На Байкале, куда мы уезжали с родителями на лето, вместо крыш были высокие кедры. Я уходила в тайгу, забиралась по шершавым стволам до самых макушек, и там, где ствол становился опасно тонким, раскачивалась. От этого меня захлестывало чувство тайного всевластия: йухху! Я могу и так!
Второй страстью – и тоже дверью в параллельные миры – было чтение. Пока другие подростки учились курить и целоваться, я запоем читала. Это было от мамы. Это она собирала домашнюю библиотеку, без конца выписывала какие-то книжки (в те времена хорошие серии надо было где-то заказывать заранее, становиться в очередь), приносила маленькие списанные томики из читального зала, где подрабатывала. Я обожала читать: литература, как и беготня по стройкам, выносила меня за рамки реальности. Потная и с ног до головы в грязи, я возвращалась домой и, забыв принять душ, хваталась за книжку. Глотала все, что было: сначала Майн Рида и «Библиотеку приключений», потом Бунина, Чехова, десятитомник в серых обложках, зелено-бархатного Куприна, черного Гоголя. Позже перебрала Уайлдера, Фицджеральда, Набокова, Ивлина Во. Остальных. Всех, кого любила мама. Потом, лет в тринадцать, я совершила литературный дауншифтинг: заинтересовалась любовными романами в мягких обложках.
– Ей не рано? – поджав губы, спросила как-то попутчица в поезде.
– Лучше из книг, чем в подъезде научат. – с ледяной вежливостью ответила мама.
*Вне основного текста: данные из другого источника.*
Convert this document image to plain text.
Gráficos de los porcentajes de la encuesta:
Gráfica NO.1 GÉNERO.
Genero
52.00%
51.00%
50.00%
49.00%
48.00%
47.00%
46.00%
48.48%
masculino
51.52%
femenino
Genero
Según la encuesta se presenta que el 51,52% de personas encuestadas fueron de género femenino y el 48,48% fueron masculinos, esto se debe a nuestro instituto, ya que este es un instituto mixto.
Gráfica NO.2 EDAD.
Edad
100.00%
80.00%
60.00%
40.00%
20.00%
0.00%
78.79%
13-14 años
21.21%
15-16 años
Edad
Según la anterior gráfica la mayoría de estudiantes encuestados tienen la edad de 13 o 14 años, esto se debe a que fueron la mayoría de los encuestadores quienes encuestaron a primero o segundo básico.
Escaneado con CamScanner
Я была совсем одна, я страдала от своей немоты и ненавидела себя, оказываясь среди людей, но наедине с собой мне никогда не было скучно. В моей голове без конца делились клетки. Я строила миры.
– –
Значительно позже я заметила: параллельные миры существуют, и не только я ими интересуюсь. Тысячи людей ищут их, теряя сон и покой: в светской хронике, в газете «Оракул», в жизни гуманоидов и людей с песьими головами. Где угодно, только не у себя под носом, а ведь, кстати, совершенно зря: стоит слегка скорректировать привычный вектор движения, как сразу встретишь какого-нибудь Джона. Джона-патриота, Джона-режиссера, Джона-мусорщика с его вздорным характером, с его горящими пиратскими глазами. Джон тоже был моим параллельным миром, но одновременно и родным: близким, созвучным. Если бы я хотела чего-то другого, то поселилась бы в приличном отеле: не самом дорогом, понятно, но уж точно с мраморной раковиной и розой в вазе. Распивала бы там чаи по утрам. Но нет. Вместо этого я носилась с Джоном взад и вперед по рю де ля Карретери.
Рю де ля Карретери: если бы я знала, сколько мне еще предстоит прошагать по ней, вверх и вниз, туда и обратно, много километров, и, может, обогнуть земной шар, пройти точку невозврата и забыть многое из того, что думала о себе. А что-то и вспомнить. По рю де ля Карретери до авеню де ля Синагог и обратно на рю де ля Карретери, на рю Карно, на Пляс дэ Пале, и, наконец, на рю де ля Републик, а потом в переулочек напротив Театр де Пари, где и произойдет все то, что было предопределено, что должно было со мной произойти и просто никак не могло случиться иначе.
– –
Обратный путь к площади мне показался уже знакомым; я начинала запоминать маршрут. Вот дворцовая громада, спрыснутая закатным солнцем, напротив через площадь – взвод платанов. Под ними в тени белеет будочка, похожая на билетный киоск.